The movie is a dark comedy, and oh how I hate to describe it using the “d” word, because every review ever written about The Cable Guy calls it dark, sometimes unflatteringly so, as if that’s a bad thing. It is dark, but it’s darkly humorous, and crammed with laughs. Yet the film’s roots aren’t in comedy, but rather the pulpy stalker genre. Producer Judd Apatow and director Ben Stiller freely admit to watching stuff like Bad Influence, Unlawful Entry and Single White Female in preparation for the shoot. In fact, on the commentary track, many different movies are mentioned as reference points, but none that I can recall were comedies. One scene, featuring a karaoke party populated by elderly folk, was apparently inspired by the end of Rosemary’s Baby. Heh.

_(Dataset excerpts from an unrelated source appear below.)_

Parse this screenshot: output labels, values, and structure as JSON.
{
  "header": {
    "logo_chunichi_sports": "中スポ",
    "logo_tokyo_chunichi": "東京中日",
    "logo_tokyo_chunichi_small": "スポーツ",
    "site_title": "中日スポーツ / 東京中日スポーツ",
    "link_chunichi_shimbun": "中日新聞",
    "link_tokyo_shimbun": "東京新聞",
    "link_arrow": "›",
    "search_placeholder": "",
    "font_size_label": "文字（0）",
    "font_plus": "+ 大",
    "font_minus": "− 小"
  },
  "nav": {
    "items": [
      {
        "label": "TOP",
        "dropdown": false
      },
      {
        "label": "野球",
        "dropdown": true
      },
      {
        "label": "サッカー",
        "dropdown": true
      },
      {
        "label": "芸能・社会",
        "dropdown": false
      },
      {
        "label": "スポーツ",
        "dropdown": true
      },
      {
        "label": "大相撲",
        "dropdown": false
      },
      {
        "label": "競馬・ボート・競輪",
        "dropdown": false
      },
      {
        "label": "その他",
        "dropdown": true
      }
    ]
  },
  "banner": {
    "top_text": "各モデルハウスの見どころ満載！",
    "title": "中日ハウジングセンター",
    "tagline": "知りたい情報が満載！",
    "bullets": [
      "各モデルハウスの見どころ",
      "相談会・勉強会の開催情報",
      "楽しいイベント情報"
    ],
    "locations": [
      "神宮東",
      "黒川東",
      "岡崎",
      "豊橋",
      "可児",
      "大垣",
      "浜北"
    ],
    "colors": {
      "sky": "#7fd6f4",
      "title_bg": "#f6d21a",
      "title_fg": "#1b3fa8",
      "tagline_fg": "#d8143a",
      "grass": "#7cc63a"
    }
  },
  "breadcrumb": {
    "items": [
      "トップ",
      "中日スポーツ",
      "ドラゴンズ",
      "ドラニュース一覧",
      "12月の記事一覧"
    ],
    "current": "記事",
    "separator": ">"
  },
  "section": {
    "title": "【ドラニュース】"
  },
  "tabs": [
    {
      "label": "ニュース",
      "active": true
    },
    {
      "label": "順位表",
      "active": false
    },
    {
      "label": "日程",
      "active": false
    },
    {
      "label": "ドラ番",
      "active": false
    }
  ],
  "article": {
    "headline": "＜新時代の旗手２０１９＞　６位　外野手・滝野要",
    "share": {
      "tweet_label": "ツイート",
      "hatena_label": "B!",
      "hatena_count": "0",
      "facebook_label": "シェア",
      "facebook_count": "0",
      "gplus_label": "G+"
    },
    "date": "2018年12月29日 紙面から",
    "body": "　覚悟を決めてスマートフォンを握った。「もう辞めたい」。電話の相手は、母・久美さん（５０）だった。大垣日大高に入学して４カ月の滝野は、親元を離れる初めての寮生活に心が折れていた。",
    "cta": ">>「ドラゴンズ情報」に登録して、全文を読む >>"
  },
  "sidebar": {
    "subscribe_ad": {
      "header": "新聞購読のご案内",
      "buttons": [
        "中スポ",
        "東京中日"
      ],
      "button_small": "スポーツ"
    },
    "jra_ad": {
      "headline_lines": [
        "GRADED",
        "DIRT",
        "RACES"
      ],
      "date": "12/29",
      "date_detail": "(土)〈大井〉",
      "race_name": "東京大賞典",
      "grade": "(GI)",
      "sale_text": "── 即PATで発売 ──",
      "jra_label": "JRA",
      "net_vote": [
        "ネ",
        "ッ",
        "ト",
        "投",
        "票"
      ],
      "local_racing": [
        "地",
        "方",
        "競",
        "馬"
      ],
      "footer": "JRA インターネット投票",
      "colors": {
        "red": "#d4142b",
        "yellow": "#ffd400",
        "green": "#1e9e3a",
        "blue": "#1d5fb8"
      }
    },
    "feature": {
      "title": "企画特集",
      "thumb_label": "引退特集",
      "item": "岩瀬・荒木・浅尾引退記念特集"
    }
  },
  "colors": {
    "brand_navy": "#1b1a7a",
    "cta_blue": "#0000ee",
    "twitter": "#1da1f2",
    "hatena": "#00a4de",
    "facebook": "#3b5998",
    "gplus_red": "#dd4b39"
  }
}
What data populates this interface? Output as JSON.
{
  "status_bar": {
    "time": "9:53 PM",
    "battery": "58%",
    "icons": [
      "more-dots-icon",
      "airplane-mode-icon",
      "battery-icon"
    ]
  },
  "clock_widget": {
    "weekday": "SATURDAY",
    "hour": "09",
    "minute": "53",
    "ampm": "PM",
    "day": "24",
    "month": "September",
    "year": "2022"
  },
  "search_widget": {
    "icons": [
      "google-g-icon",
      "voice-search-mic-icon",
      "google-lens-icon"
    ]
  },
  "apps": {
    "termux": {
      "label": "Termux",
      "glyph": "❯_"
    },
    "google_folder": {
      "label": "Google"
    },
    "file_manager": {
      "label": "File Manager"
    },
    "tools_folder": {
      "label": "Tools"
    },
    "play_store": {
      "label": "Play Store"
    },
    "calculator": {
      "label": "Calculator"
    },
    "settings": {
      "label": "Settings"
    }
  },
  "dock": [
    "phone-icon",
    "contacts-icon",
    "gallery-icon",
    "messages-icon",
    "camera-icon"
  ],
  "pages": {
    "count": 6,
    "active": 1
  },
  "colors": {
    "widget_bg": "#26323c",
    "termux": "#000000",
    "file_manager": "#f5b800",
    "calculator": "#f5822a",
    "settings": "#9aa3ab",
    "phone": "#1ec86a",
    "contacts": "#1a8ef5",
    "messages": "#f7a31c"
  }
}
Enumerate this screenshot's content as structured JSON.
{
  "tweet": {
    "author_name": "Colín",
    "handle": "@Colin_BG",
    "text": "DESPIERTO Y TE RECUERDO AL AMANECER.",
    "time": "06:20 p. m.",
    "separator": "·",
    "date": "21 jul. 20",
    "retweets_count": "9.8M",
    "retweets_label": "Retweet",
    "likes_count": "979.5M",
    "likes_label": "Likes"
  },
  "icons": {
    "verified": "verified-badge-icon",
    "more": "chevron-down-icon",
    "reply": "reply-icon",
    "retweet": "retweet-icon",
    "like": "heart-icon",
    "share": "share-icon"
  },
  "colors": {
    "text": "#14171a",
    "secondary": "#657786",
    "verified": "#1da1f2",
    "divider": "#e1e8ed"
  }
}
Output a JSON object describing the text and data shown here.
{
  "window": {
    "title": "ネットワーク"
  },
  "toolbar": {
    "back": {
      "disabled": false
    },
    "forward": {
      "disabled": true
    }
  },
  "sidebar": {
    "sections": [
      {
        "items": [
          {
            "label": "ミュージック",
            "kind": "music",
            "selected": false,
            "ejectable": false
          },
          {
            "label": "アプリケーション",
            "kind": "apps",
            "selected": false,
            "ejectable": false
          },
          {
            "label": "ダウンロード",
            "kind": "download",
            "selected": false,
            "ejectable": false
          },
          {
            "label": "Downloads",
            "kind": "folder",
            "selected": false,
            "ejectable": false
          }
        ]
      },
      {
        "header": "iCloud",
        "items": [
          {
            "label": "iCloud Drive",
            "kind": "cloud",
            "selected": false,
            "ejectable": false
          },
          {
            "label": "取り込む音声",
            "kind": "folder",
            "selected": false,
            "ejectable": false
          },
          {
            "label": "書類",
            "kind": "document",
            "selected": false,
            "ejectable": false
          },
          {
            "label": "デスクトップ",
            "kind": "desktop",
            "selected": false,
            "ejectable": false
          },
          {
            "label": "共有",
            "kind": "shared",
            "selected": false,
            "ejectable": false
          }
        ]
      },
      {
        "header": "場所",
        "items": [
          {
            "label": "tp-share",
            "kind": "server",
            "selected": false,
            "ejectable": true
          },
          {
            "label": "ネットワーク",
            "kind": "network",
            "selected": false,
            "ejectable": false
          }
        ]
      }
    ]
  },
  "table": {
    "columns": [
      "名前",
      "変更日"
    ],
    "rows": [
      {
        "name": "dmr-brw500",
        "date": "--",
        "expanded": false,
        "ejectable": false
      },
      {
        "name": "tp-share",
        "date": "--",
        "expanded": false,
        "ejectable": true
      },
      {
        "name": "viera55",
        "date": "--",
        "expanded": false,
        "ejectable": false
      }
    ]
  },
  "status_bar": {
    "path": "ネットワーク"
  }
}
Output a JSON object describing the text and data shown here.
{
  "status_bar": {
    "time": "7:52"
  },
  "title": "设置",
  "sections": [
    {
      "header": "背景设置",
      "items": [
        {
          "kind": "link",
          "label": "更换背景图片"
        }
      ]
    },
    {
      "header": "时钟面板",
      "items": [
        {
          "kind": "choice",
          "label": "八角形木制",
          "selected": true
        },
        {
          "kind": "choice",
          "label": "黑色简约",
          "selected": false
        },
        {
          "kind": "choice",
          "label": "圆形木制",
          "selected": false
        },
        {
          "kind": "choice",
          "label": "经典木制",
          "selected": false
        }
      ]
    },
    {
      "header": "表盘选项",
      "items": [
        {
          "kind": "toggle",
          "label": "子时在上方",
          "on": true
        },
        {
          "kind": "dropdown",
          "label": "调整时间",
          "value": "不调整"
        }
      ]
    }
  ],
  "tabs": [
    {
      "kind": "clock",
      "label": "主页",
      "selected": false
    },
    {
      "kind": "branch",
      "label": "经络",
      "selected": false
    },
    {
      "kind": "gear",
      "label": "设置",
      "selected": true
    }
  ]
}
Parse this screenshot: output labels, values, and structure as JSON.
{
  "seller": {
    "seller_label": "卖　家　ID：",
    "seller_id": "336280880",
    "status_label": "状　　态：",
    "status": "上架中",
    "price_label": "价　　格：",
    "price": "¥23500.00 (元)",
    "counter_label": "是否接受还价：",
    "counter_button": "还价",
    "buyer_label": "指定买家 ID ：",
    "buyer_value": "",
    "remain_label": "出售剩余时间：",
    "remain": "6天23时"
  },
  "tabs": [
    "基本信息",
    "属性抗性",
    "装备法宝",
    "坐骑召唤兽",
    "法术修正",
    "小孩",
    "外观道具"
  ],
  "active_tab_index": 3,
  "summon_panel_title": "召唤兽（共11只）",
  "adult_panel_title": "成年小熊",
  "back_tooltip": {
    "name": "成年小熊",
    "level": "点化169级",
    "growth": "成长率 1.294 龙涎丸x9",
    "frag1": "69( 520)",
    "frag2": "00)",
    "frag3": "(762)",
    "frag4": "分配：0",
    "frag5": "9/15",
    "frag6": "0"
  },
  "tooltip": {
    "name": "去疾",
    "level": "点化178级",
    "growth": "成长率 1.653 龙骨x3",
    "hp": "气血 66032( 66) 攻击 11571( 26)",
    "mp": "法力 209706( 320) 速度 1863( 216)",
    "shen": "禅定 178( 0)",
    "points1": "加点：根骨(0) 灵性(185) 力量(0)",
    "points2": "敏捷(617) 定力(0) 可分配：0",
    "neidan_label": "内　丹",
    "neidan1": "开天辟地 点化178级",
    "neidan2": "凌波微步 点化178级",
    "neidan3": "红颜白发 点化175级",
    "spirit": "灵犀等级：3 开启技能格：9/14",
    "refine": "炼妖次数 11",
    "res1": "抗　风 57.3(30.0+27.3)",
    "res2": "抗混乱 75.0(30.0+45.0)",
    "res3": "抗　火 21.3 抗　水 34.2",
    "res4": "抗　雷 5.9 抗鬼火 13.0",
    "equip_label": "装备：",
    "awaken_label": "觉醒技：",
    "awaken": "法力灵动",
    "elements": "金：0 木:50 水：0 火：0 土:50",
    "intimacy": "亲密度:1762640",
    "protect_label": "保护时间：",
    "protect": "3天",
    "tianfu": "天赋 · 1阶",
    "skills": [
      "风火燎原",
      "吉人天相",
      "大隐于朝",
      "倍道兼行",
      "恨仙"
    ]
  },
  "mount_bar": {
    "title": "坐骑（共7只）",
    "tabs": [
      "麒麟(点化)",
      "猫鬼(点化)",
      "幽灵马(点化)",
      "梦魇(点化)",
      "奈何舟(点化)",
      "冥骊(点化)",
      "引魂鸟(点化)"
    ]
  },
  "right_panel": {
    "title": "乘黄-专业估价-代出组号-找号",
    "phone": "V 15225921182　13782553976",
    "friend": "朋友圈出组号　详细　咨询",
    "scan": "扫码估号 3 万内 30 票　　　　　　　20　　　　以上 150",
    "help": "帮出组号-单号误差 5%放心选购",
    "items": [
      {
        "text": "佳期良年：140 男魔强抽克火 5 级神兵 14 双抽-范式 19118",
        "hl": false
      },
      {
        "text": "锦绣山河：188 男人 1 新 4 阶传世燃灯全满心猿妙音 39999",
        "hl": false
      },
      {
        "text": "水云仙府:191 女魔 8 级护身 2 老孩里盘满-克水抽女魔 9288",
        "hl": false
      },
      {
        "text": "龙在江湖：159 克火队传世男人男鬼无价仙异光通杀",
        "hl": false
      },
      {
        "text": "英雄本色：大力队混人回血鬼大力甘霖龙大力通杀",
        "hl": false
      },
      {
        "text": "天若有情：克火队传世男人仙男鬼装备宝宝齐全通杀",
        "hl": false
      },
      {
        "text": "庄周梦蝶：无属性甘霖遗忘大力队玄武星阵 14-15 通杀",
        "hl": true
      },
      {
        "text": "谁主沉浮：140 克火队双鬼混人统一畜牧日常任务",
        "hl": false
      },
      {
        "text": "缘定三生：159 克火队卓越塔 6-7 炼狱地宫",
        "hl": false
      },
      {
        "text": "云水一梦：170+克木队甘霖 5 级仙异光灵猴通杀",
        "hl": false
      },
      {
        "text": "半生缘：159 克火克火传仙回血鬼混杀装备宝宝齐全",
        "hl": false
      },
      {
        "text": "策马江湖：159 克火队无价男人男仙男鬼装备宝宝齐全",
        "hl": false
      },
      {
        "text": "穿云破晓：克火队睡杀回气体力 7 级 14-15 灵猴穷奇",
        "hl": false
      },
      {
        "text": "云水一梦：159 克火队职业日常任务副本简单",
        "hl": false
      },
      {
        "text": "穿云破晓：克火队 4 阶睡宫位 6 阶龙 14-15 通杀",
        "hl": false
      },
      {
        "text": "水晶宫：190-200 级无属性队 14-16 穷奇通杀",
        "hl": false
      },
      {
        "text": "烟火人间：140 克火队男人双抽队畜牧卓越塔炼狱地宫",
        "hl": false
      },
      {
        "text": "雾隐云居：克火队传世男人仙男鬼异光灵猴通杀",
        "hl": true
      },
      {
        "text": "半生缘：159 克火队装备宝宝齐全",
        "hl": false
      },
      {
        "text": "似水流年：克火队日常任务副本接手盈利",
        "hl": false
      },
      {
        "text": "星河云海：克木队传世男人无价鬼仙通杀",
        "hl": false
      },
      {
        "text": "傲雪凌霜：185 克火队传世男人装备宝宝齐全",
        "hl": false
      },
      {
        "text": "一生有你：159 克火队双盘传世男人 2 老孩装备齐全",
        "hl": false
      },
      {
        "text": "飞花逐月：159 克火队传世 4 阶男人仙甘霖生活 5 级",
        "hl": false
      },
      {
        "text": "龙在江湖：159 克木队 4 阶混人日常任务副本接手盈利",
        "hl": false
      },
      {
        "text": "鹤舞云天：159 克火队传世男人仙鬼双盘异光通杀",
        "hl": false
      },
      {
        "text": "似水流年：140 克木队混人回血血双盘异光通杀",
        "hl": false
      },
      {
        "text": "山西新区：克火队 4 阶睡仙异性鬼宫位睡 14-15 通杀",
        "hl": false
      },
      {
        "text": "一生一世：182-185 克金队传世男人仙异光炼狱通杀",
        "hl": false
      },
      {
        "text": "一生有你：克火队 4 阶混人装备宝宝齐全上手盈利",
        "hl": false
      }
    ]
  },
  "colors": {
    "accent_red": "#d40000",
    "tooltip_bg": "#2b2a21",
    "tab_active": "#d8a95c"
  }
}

The script, written by Lou Holtz Jr. (who seemingly never wrote anything that got produced either before or since), is practically a carbon copy of every stalker flick you’ve ever seen. Steven Kovacs (Matthew Broderick) is having problems with his girlfriend Robin (Leslie Mann), so he’s moved out and gotten his own apartment. Enter the Cable Guy, Chip Douglas (Jim Carrey), who refuses to take the hint that Steven isn’t looking for a new friend. The rest of the film is almost play for play the kind stuff you’ve seen in all the classic stalker films, only you’ve never seen the material played like this. It occurred to me on this viewing that perhaps the film wasn’t even written to be a comedy, but that maybe there was just something off enough about the script that somebody thought it had comedic potential. Remove Carrey’s over the top performance, and tweak a couple scenes and ideas, and all of a sudden the movie isn’t all that funny anymore (at least not intentionally). Even as is, there are several scenes that border on the disturbing.